Há cristãos que pensam ser direito seu receber todas as graças e bênçãos de Deus por estarem sempre na igreja, por serem dizimistas fiéis, por cumprirem tudo o que a Igreja pede. Esse modo de pensar denota claramente a falta de fé desse tipo de religioso. Escondem-se sob a capa da Lei e do Rito. Esquecem-se de que a vida, a fé, a condição de poder dizer “Jesus é o Senhor” (cf. 1Cor 12,3) são dons de Deus, graça, bondade do Pai que nos dá tudo de graça sem exigir nada em troca. Falta-lhes saber que Deus é louvado por uma vida vivida na justiça, na verdade, na fraternidade e na paz. Deus é louvado pela nossa vida. Nossos lábios tentam expressar uma vida que louva e agradece.
Outro elemento que também precisa ser considerado a partir do relato do Evangelho de hoje é o conteúdo das nossas orações: temos dificuldade de fazer oração de agradecimento. Nossas preces quase sempre são de pedido. Costumamos estabelecer uma relação comercial com Deus: “Vou fazer um jejum, uma oração, doar um dinheiro para que Deus me dê o que estou pedindo”. Como se Deus fosse nosso empregado e tudo o que pedimos devesse ser concedido porque “merecemos”! Porém o relato do leproso agradecido quer nos remeter a uma experiência de fé mais profunda e gratuita.
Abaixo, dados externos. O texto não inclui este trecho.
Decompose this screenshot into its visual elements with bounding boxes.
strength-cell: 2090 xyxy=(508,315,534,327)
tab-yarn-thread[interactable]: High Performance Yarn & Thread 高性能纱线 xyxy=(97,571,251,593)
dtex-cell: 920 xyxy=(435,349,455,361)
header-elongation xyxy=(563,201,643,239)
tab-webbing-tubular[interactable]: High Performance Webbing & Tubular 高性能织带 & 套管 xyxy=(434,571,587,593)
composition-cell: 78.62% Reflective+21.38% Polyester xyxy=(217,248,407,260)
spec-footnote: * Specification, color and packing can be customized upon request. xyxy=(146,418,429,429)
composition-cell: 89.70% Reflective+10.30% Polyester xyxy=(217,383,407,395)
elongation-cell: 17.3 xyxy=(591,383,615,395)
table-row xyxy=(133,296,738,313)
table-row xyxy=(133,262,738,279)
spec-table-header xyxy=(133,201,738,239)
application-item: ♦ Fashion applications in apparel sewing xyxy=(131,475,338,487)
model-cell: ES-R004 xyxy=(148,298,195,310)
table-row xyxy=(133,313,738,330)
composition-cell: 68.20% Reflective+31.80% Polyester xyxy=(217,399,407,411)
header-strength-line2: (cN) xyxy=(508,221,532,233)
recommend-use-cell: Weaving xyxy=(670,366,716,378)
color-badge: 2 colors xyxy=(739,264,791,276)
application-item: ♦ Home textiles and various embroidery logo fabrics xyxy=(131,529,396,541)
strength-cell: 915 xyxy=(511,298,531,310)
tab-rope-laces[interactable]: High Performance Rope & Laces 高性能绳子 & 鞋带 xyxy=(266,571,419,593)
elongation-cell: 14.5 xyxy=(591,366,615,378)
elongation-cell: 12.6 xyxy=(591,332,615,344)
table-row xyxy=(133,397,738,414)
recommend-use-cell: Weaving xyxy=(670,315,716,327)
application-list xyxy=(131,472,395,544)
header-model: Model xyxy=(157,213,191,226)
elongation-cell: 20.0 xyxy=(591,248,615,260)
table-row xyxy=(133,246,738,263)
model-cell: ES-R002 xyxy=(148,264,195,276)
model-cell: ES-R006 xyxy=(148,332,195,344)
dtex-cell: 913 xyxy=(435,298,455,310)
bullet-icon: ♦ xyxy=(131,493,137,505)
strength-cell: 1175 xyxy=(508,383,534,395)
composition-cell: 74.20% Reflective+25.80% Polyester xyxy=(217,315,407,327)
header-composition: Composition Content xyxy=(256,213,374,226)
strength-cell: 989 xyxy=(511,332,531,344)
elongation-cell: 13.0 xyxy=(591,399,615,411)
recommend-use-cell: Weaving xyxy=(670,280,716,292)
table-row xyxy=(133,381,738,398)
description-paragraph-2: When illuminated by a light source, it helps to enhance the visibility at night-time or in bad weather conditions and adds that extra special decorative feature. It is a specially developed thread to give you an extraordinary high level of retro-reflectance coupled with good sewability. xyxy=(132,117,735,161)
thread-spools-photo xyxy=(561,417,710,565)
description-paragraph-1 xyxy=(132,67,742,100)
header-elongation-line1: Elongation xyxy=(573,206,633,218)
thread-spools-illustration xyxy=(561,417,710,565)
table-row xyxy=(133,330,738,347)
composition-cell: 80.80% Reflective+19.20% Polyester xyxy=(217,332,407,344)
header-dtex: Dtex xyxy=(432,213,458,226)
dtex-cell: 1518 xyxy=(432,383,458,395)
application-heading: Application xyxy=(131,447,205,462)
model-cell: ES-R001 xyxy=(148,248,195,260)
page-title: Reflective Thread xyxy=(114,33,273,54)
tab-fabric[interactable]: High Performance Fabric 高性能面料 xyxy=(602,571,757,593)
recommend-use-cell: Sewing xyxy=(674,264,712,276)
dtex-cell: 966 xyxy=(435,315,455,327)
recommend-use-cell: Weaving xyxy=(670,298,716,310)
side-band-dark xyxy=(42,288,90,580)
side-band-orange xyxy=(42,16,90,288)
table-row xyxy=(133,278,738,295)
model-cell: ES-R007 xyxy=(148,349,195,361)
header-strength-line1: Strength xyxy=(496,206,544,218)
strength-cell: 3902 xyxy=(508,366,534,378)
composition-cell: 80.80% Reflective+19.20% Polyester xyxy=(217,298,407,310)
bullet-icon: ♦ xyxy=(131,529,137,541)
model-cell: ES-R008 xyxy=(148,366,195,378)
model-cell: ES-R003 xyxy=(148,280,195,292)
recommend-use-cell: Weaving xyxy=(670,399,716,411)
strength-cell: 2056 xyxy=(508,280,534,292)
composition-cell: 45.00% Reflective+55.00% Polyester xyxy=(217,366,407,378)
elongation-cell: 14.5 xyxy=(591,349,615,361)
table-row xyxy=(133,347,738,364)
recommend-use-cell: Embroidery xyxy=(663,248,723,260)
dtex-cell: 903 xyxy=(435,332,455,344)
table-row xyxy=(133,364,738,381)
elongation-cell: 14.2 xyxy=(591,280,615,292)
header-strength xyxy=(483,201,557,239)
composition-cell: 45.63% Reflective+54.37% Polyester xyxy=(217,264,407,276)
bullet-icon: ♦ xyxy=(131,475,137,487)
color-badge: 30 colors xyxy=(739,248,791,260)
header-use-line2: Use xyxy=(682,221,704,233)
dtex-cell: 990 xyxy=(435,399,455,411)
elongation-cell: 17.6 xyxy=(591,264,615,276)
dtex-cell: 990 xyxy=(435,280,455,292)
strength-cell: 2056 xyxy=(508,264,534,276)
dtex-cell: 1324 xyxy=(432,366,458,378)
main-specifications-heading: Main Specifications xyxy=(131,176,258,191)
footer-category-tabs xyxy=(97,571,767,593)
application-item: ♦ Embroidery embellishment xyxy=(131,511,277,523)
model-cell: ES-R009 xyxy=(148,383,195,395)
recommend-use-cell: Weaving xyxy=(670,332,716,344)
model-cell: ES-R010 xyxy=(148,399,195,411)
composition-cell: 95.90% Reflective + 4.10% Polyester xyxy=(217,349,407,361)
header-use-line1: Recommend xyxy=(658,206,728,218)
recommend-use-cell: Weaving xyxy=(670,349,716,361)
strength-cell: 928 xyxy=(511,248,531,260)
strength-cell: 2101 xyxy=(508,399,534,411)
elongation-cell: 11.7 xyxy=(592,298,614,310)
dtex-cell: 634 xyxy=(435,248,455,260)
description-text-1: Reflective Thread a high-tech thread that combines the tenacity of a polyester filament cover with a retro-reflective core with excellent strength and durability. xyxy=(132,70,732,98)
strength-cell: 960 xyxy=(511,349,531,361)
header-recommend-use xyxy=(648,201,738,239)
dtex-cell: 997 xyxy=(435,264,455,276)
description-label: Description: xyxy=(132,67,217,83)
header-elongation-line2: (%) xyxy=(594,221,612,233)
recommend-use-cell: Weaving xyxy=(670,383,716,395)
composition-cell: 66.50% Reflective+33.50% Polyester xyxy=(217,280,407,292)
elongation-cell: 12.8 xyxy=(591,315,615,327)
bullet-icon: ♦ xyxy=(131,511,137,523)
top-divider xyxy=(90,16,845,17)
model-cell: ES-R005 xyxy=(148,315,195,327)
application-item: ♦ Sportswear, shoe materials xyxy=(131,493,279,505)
A Eucaristia que celebramos, como o próprio nome está a indicar (Eucaristia = Ação de graças), deve ser nossa prece maior de gratidão ao Pai por tudo. Pois tudo é graça. Aliás, é próprio Cristo que se oferece ao Pai por nós. Ele mesmo leva ao Pai nossos pedidos e agradecimentos.
A experiência de Deus nos ajuda a reconhecer que tudo é d’Ele: a família, os irmãos, a mãe natureza, os bens, os dons, nossas capacidades. Mas só faz a experiência de gratidão quem se reconhece pequeno.
Finalmente, o relato quer nos ajudar a perceber que os milagres realizados por Jesus eram sinais que pretendiam conduzir à fé. Aqueles nove que não voltaram representam as pessoas que pedem e recebem, mas ficam no “milagre”, olhando para o sinal. Jesus quer que os sinais levem as pessoas ao encontro com ele. A fazerem a experiência do amor de Deus. Um encontro que transforma, que dá novo horizonte à vida, que leva a ter atitude de gratidão e de serviço. De nada adianta viver à cata de milagres e fechar-se a Deus e aos irmãos.
Para ajudar: Você costuma fazer oração de agradecimento? Sabe agradecer às pessoas os favores e serviços? É reconhecido àqueles que cuidaram e cuidam de você? Sabe identificar os milagres que Deus faz em sua vida todos os dias? Sua fé aparece nas suas ações e atitudes cotidianas: honestidade, verdade, justiça, fraternidade, perdão, tolerância, paciência, compreensão, solidariedade, lealdade, oração, caridade?
Tudo é dom de Deus, pertence a Deus, portanto, deve ser usado com os critérios do Evangelho. Você usa com critério e sabedoria os bens que Deus lhe deu? Sabe partilhar com quem não tem? Vota em políticos e luta por políticas públicas que se empenham para que todos os pobres tenham acesso aos bens da criação? A fé cristã compromete a vida!